Arletha Murray, MPH

What is your favorite public health experience and why?

“I was blessed to have been chosen to support the San Francisco FBO (Faith Based Organization) community as they fought against COVID exposures at their local organizations. I helped to ensure they received prevention support and were aware of the ever changing guidance and policies impacting faith communities during the pandemic. Although I brought years of experience working in the community faith, March 2020 – June 2021 was the first time I was activated as a Disaster Service Worker during a pandemic to serve. It was a great experience to work in exposure mitigation and response!”

What is your proudest public health moment and why?

“Completing my Masters program/obtaining my MPH Degree! 3 years of full-time coursework while working two jobs throughout the program presented many challenges. I owe all thanks to God and my community of family and friends who poured into my life and made sure I felt the support! I’m grateful to have walked across the stage at San Jose State University Spring 2017 with my parents linked on both of my arms. That “public health” moment will remain in my heart forever.”

What has been your most challenging public health experience and why?

“Working in disease prevention, while many loved ones have passed away or are currently living with chronic diseases, while battling the numerous health inequities that continue to plague our communities. Health inequities have impacted the quality of life for myself and so many others I love. I do my best to educate those around me about ways to live healthy, while recognizing education isn’t the ONLY factor to abide by for someone to live a healthy life: PEOPLE NEED RESOURCES! Maslow’s Hierarchy of Needs -physiological (food and clothing), safety (job security), love and belonging needs (friendship), esteem, and self-actualization shows us that reality. So many communities are at a deficit when it comes to basic needs due to inequities. This is an ongoing challenge, which highlights the need to ensure health equity is at the forefront of all of our work.”

Why do you care about public health?

“I’ve lost many family members and friends to chronic illness and disease. Public Health is all about protecting and improving the health of people and their communities. I stand on the shoulders of some phenomenal souls that were “Public Health professionals” in their own right.

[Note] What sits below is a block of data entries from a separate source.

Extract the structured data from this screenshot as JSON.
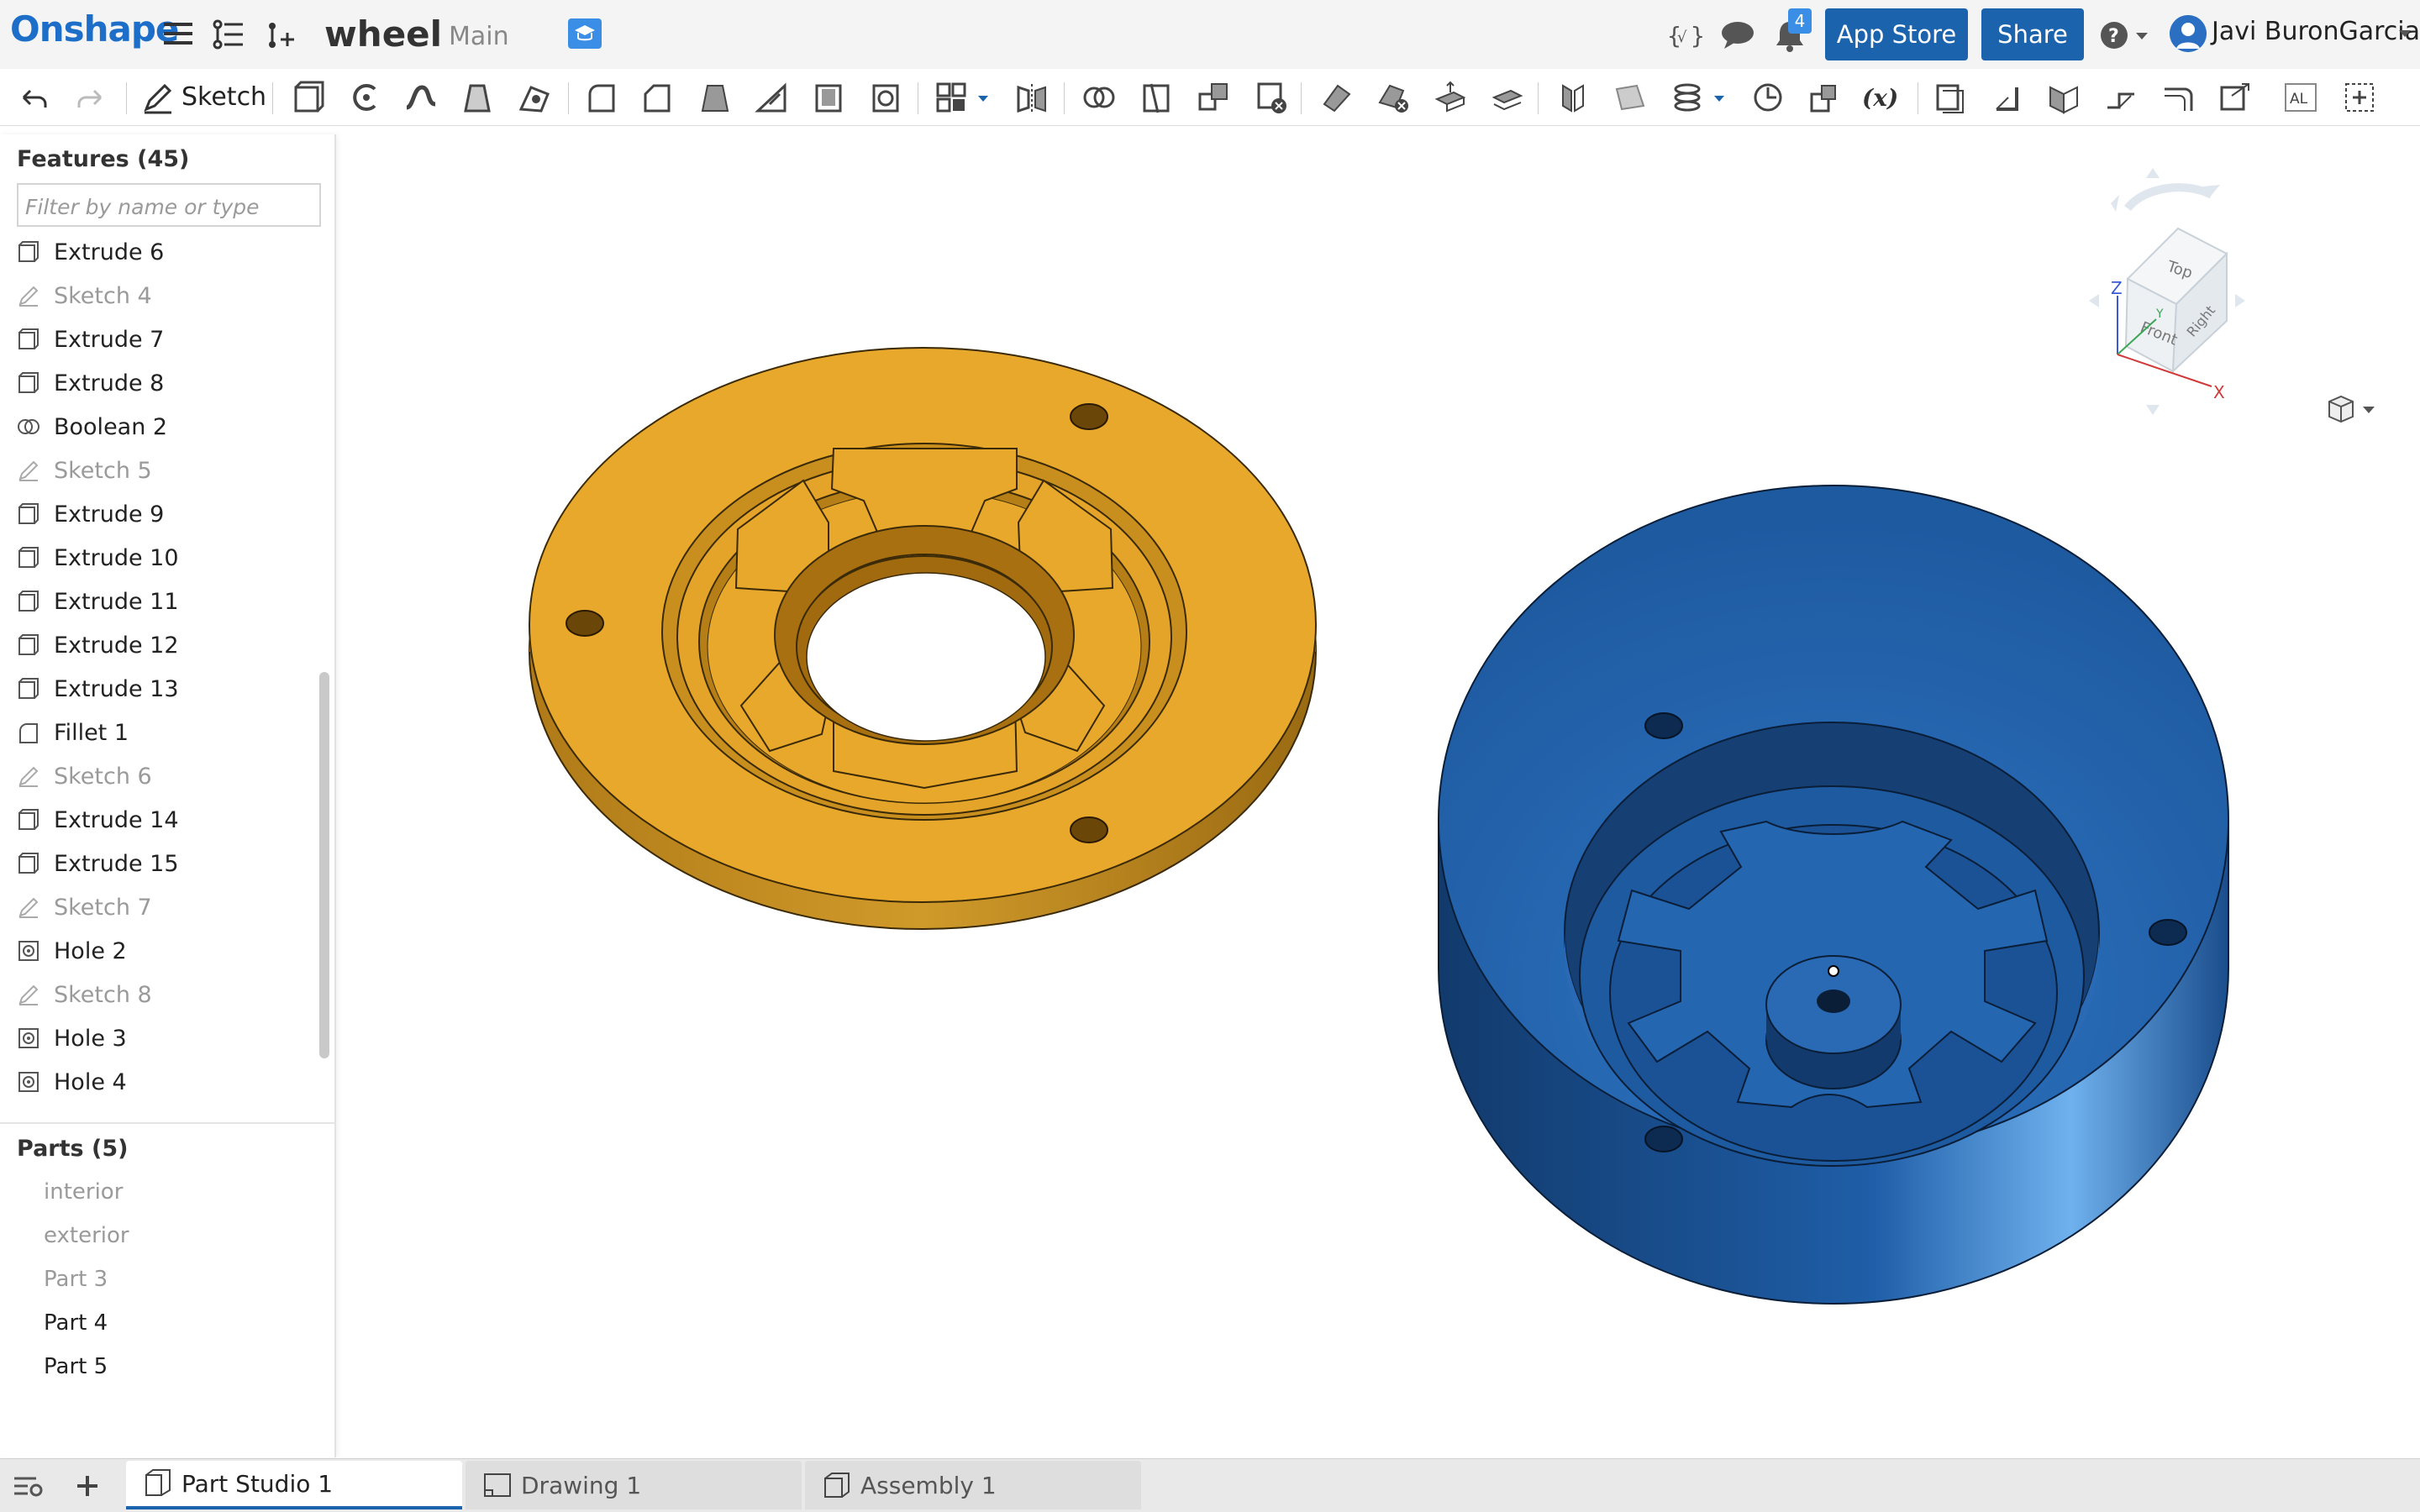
{
  "app": {
    "logo": "Onshape"
  },
  "document": {
    "title": "wheel",
    "workspace": "Main"
  },
  "header": {
    "notification_count": "4",
    "app_store_label": "App Store",
    "share_label": "Share",
    "user_name": "Javi BuronGarcia"
  },
  "toolbar": {
    "sketch_label": "Sketch"
  },
  "features": {
    "heading": "Features (45)",
    "filter_placeholder": "Filter by name or type",
    "items": [
      {
        "label": "Extrude 6",
        "type": "extrude"
      },
      {
        "label": "Sketch 4",
        "type": "sketch"
      },
      {
        "label": "Extrude 7",
        "type": "extrude"
      },
      {
        "label": "Extrude 8",
        "type": "extrude"
      },
      {
        "label": "Boolean 2",
        "type": "boolean"
      },
      {
        "label": "Sketch 5",
        "type": "sketch"
      },
      {
        "label": "Extrude 9",
        "type": "extrude"
      },
      {
        "label": "Extrude 10",
        "type": "extrude"
      },
      {
        "label": "Extrude 11",
        "type": "extrude"
      },
      {
        "label": "Extrude 12",
        "type": "extrude"
      },
      {
        "label": "Extrude 13",
        "type": "extrude"
      },
      {
        "label": "Fillet 1",
        "type": "fillet"
      },
      {
        "label": "Sketch 6",
        "type": "sketch"
      },
      {
        "label": "Extrude 14",
        "type": "extrude"
      },
      {
        "label": "Extrude 15",
        "type": "extrude"
      },
      {
        "label": "Sketch 7",
        "type": "sketch"
      },
      {
        "label": "Hole 2",
        "type": "hole"
      },
      {
        "label": "Sketch 8",
        "type": "sketch"
      },
      {
        "label": "Hole 3",
        "type": "hole"
      },
      {
        "label": "Hole 4",
        "type": "hole"
      }
    ]
  },
  "parts": {
    "heading": "Parts (5)",
    "items": [
      {
        "label": "interior",
        "hidden": true
      },
      {
        "label": "exterior",
        "hidden": true
      },
      {
        "label": "Part 3",
        "hidden": true
      },
      {
        "label": "Part 4",
        "hidden": false
      },
      {
        "label": "Part 5",
        "hidden": false
      }
    ]
  },
  "tabs": [
    {
      "label": "Part Studio 1",
      "active": true
    },
    {
      "label": "Drawing 1",
      "active": false
    },
    {
      "label": "Assembly 1",
      "active": false
    }
  ],
  "viewcube": {
    "faces": [
      "Top",
      "Front",
      "Right"
    ],
    "axes": [
      "Z",
      "Y",
      "X"
    ]
  },
  "colors": {
    "brand": "#1d6ec8",
    "button": "#1c63ad",
    "part_orange": "#e8a82c",
    "part_blue": "#1f5ea8"
  }
}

Although many have passed away, I know they’ll continue to strengthen me along the journey so that I can continue to protect and improve communities.”

What is your public health story?

“In a few words “each one teach one”. I’ve learned so much from some of the “heavy hitters” in the Public Health arena. I was fortunate enough to be a student in classrooms led by some amazing Public Health Professionals/Professors! Dr. Kathleen Roe, Dr. Monica Allen, Dr. Edward Mamary, Dr. Daniel Perales, and Dr. Anji Buckner (just to name a few). Each of these educators brought their own personalities and lived experiences into the classroom. They showed me that you can have a career in Public Health and a LIFE! I saw them do it (obtain multiple degrees, have families, teach college courses while completing research, etc.). I owe them thanks for the years of insight and education. Today, I’m giving back by teaching a Health Communications class at San Jose State University as an Adjunct Professor! My story will always include giving flowers to those that have pathed the way, and poured into my life.”

What public health advice would you like to give?

“KNOW YOUR TRANSFERABLE SKILLS!! I was informed that I had “zero” public health experience before becoming a Health Educator… upon closer inspection, I had 10+ years of public health experience due to the transferable skills I developed through the years as a classroom teacher! Not only did I bring 10+ years of experience by teaching students in the public and private sector while working with diverse communities throughout the Bay Area, I also created a public health curriculum for elementary students as a graduate student during my MPH program! Don’t EVER let someone’s “denial” of your experience dictate your destination in the Public Health field. If you come from a “different field” be sure to know how to speak to your transferable skills, and why they can serve as assets to ANY organization.”

Anything else you’d like to share?

“I taped a Health Educator position description on my wall as an undergraduate… looked at it daily… and saw myself working as one. Fast forward to today = my dreams have become my reality. It all starts with a dream… see yourself in the FUTURE. I’m rooting for each and every one of YOU!”

Who do you want to nominate to be featured next?

“The woman who introduced the field of Public Health to me as an undergraduate student: Dr. Kathleen Roe!! Amazing human being with a heart to help others. She’s the epitome of SERVICE!”